Bagels wrote: September 27th, 2020, 1:13 pm
According to an article published in a Cincinnati business journal, when the team responsible for Kroger's rebranding campaign initially got together, the working idea was that all of the banners would be consolidated under the Kroger name. Americans are traveling more than ever, and internal studies showed that there was poor brand awareness. Further studies showed that when people traveled to foreign places, they were most likely to shop at places they were familiar with, with Walmart and Target coming out on top. The example cited was that millions of Southern California residents traveled throughout the Western USA, but only a few knew that Fred Meyer, Smith's, Frys, etc. yielded a similar shopping experience as Ralph's.
Unfortunately that initiative has resulted in downgrading the shopping experience at Ralphs, Fred Meyer, and QFC to something that is inferior to what it was before Kroger tried to make those banners "like the rest of Kroger." The stores do not look as nice, the fresh departments seem to have fallen in quality, and the attitude of the staff is not what it used to be. The things that I feel allowed these banners to charge higher prices than a Kroger or Smiths seem to have been de-emphasized or taken away.

Kroger could probably get away with rebranding some of these divisions like Frys, Smiths, Dillons, and King Soopers- and customers may drag their feet but in the end nothing about the stores would change and I think the customers would come around. This wouldn't be like Albertsons/Lucky where the entire format changed. Most folks who shop in those stores are well aware what Kroger is.

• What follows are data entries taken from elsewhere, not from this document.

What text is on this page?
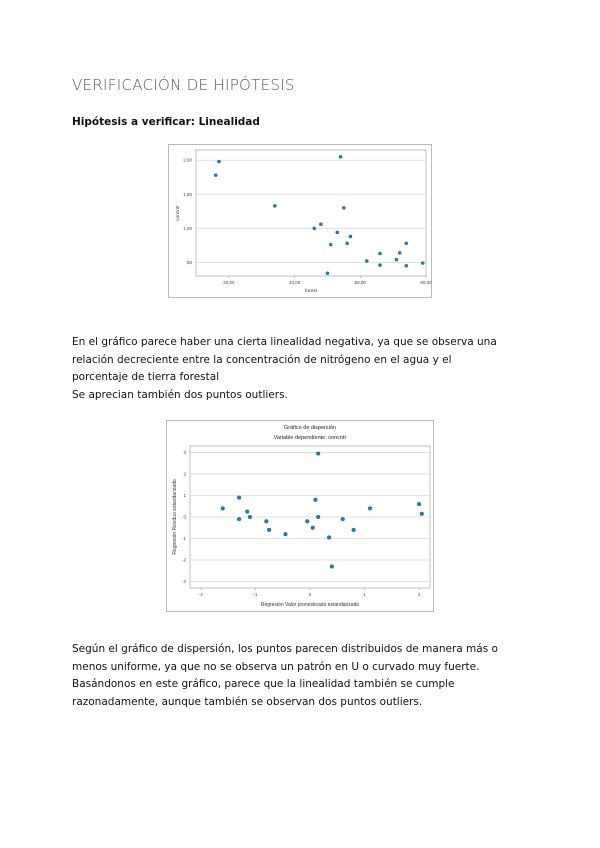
VERIFICACIÓN DE HIPÓTESIS
Hipótesis a verificar: Linealidad
,50
1,00
1,50
2,00
20,00	40,00	60,00	80,00
forest
concntr

En el gráfico parece haber una cierta linealidad negativa, ya que se observa una

relación decreciente entre la concentración de nitrógeno en el agua y el

porcentaje de tierra forestal

Se aprecian también dos puntos outliers.

-3
-2
-1
0
1
2
3
-2	-1	0	1	2
Gráfico de dispersión
Variable dependiente: concntr
Regresión Valor pronosticado estandarizado
Regresión Residuo estandarizado

Según el gráfico de dispersión, los puntos parecen distribuidos de manera más o

menos uniforme, ya que no se observa un patrón en U o curvado muy fuerte.

Basándonos en este gráfico, parece que la linealidad también se cumple

razonadamente, aunque también se observan dos puntos outliers.
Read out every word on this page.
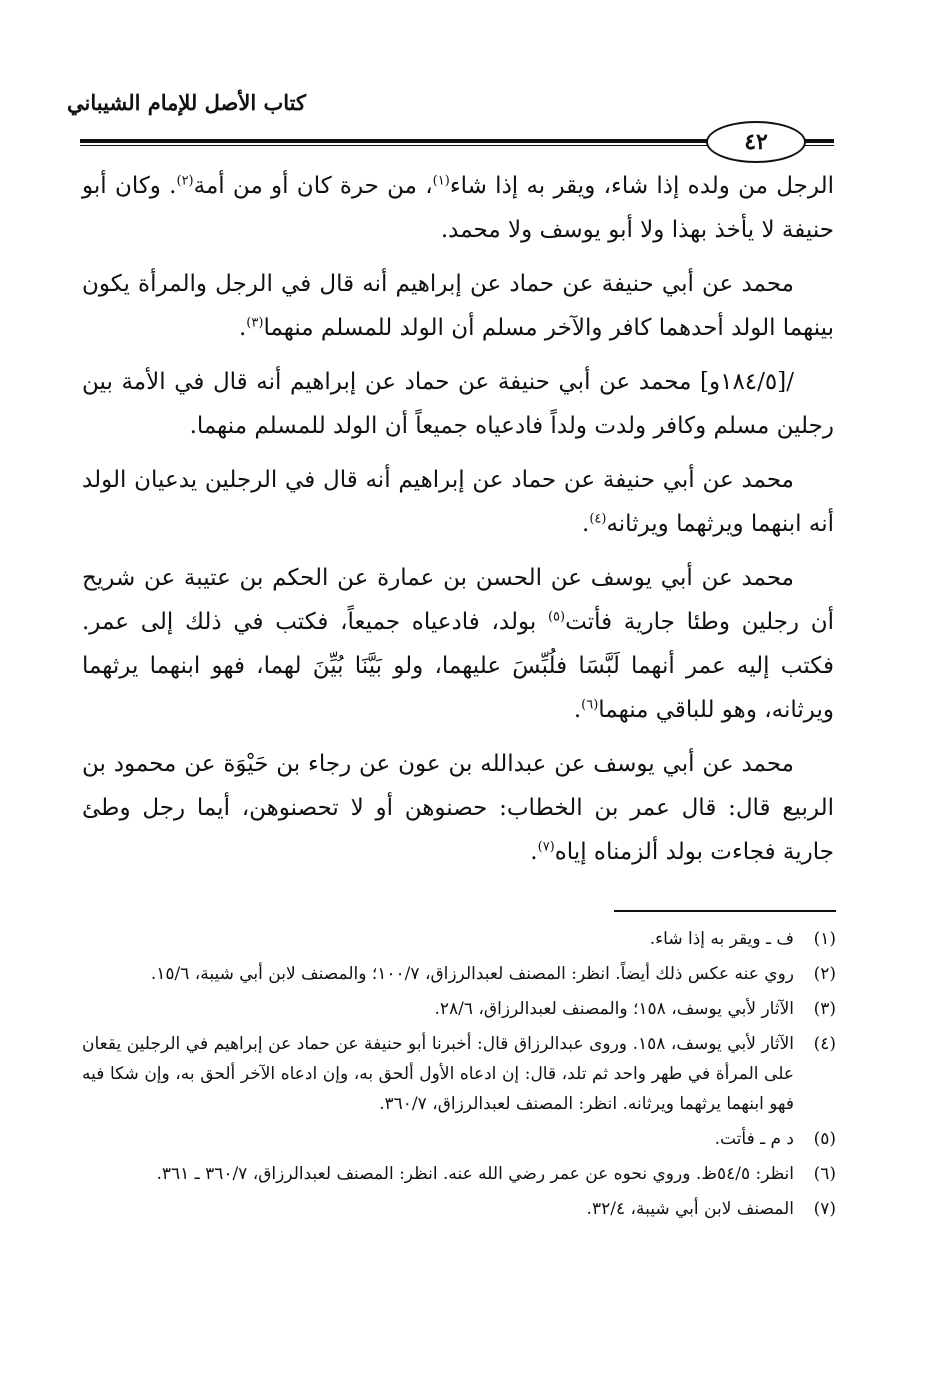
كتاب الأصل للإمام الشيباني
٤٢

الرجل من ولده إذا شاء، ويقر به إذا شاء$^{(١)}$، من حرة كان أو من أمة$^{(٢)}$. وكان أبو حنيفة لا يأخذ بهذا ولا أبو يوسف ولا محمد.

محمد عن أبي حنيفة عن حماد عن إبراهيم أنه قال في الرجل والمرأة يكون بينهما الولد أحدهما كافر والآخر مسلم أن الولد للمسلم منهما$^{(٣)}$.

/[١٨٤/٥و] محمد عن أبي حنيفة عن حماد عن إبراهيم أنه قال في الأمة بين رجلين مسلم وكافر ولدت ولداً فادعياه جميعاً أن الولد للمسلم منهما.

محمد عن أبي حنيفة عن حماد عن إبراهيم أنه قال في الرجلين يدعيان الولد أنه ابنهما ويرثهما ويرثانه$^{(٤)}$.

محمد عن أبي يوسف عن الحسن بن عمارة عن الحكم بن عتيبة عن شريح أن رجلين وطئا جارية فأتت$^{(٥)}$ بولد، فادعياه جميعاً، فكتب في ذلك إلى عمر. فكتب إليه عمر أنهما لَبَّسَا فلُبِّسَ عليهما، ولو بَيَّنَا بُيِّنَ لهما، فهو ابنهما يرثهما ويرثانه، وهو للباقي منهما$^{(٦)}$.

محمد عن أبي يوسف عن عبدالله بن عون عن رجاء بن حَيْوَة عن محمود بن الربيع قال: قال عمر بن الخطاب: حصنوهن أو لا تحصنوهن، أيما رجل وطئ جارية فجاءت بولد ألزمناه إياه$^{(٧)}$.

(١)
ف ـ ويقر به إذا شاء.
(٢)
روي عنه عكس ذلك أيضاً. انظر: المصنف لعبدالرزاق، ١٠٠/٧؛ والمصنف لابن أبي شيبة، ١٥/٦.
(٣)
الآثار لأبي يوسف، ١٥٨؛ والمصنف لعبدالرزاق، ٢٨/٦.
(٤)
الآثار لأبي يوسف، ١٥٨. وروى عبدالرزاق قال: أخبرنا أبو حنيفة عن حماد عن إبراهيم في الرجلين يقعان على المرأة في طهر واحد ثم تلد، قال: إن ادعاه الأول ألحق به، وإن ادعاه الآخر ألحق به، وإن شكا فيه فهو ابنهما يرثهما ويرثانه. انظر: المصنف لعبدالرزاق، ٣٦٠/٧.
(٥)
د م ـ فأتت.
(٦)
انظر: ٥٤/٥ظ. وروي نحوه عن عمر رضي الله عنه. انظر: المصنف لعبدالرزاق، ٣٦٠/٧ ـ ٣٦١.
(٧)
المصنف لابن أبي شيبة، ٣٢/٤.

In the case of Fred Meyer, Ralphs, and QFC I do not think the Kroger connection is quite as well known, many of the Ralphs/QFC Stores are smaller in size or have higher income demographics and have a smaller mix of private label items which has been the main thing in the other stores which are primarily middle class type of stores that heavily push private label, which presents the Kroger ownership to the customers. As far as Fred Meyer goes, it is a different format and rebranding it would not be appropriate.